A las mujeres les sienta bien

Lo curioso de la camiseta imperio -por lo menos, desde el punto de vista de quien esto escribe, que forma parte del colectivo más despreciable del mundo: el de los varones blancos heterosexuales, responsable de todas las desgracias de la humanidad desde que Caín le abrió la cabeza a Abel- es que a las mujeres les sienta muy bien. Probablemente, porque tienen pechos y la camiseta los realza, otorgando a veces vida propia a los pezones. Algo parecido ocurrió con la moda del pantalón de talle bajo: una cosa era la agradable visión de la rajita del culo de la chica sentada a la barra de un bar y otra, muy distinta, tener que verle los calzoncillos al gañán que caminaba por la calle delante de ti.

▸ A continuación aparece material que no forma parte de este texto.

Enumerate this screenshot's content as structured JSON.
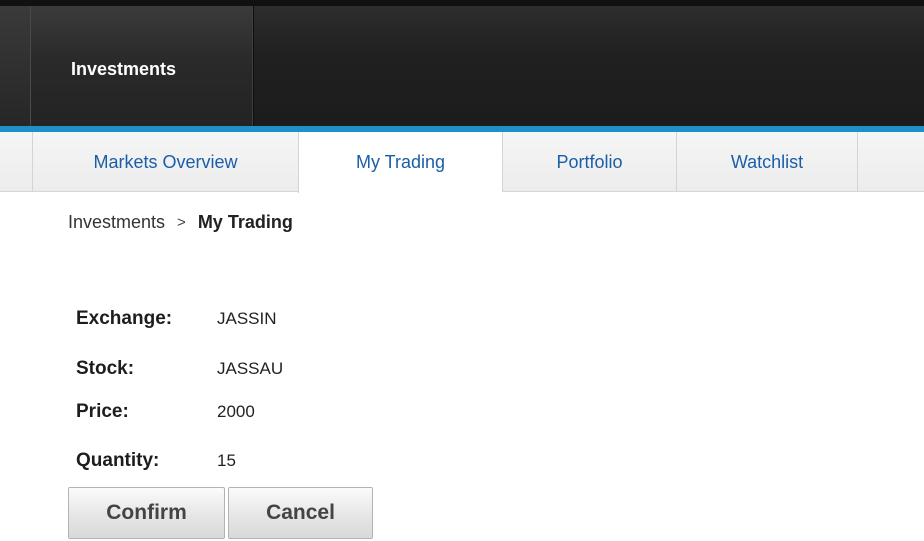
{
  "header": {
    "app_tab": "Investments"
  },
  "nav": {
    "tabs": [
      {
        "label": "Markets Overview",
        "active": false
      },
      {
        "label": "My Trading",
        "active": true
      },
      {
        "label": "Portfolio",
        "active": false
      },
      {
        "label": "Watchlist",
        "active": false
      }
    ]
  },
  "breadcrumb": {
    "root": "Investments",
    "separator": ">",
    "current": "My Trading"
  },
  "order": {
    "exchange_label": "Exchange:",
    "exchange_value": "JASSIN",
    "stock_label": "Stock:",
    "stock_value": "JASSAU",
    "price_label": "Price:",
    "price_value": "2000",
    "quantity_label": "Quantity:",
    "quantity_value": "15"
  },
  "actions": {
    "confirm_label": "Confirm",
    "cancel_label": "Cancel"
  },
  "colors": {
    "accent": "#1f8fc9",
    "header_bg": "#1c1c1c",
    "link": "#1a5ea8"
  }
}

A estas alturas, varios lectores me habrán puesto ya de machista para arriba, pero es que a mí a sincero no me gana nadie y ya tengo una edad para poder decir lo que me parezca: de hecho, aspiro a volverme loco antes de los 70 para ir por la calle berreando y repartiendo bastonazos a los ciclistas, a los del patinete eléctrico y a los del Segway. Sobre todo, a los del Segway. De momento, me limito a constatar dos evidencias:

Uno. Hay gente que se echa al exterior para ensuciar todo lo posible el paisaje urbano y molestar al flaneur patentado por Baudelaire (colectivo despreciado al que me honro en pertenecer, aunque esta sociedad hostil nos confunda a menudo con una pandilla de vagos y desocupados).

Dos. Hemos perdido la batalla contra los turistas, si es que alguna vez la planteamos. En vez de adoptar ellos la apariencia local, somos nosotros los que hemos acabado compartiendo la suya. De ahí a la exhibición abyecta de la camiseta imperio solo había un paso que lo más cutre de los colectivos heterosexual y homosexual no ha tardado nada en dar, hasta crear esa desagradable apoteosis del sobaco que llevamos padeciendo durante todo el verano.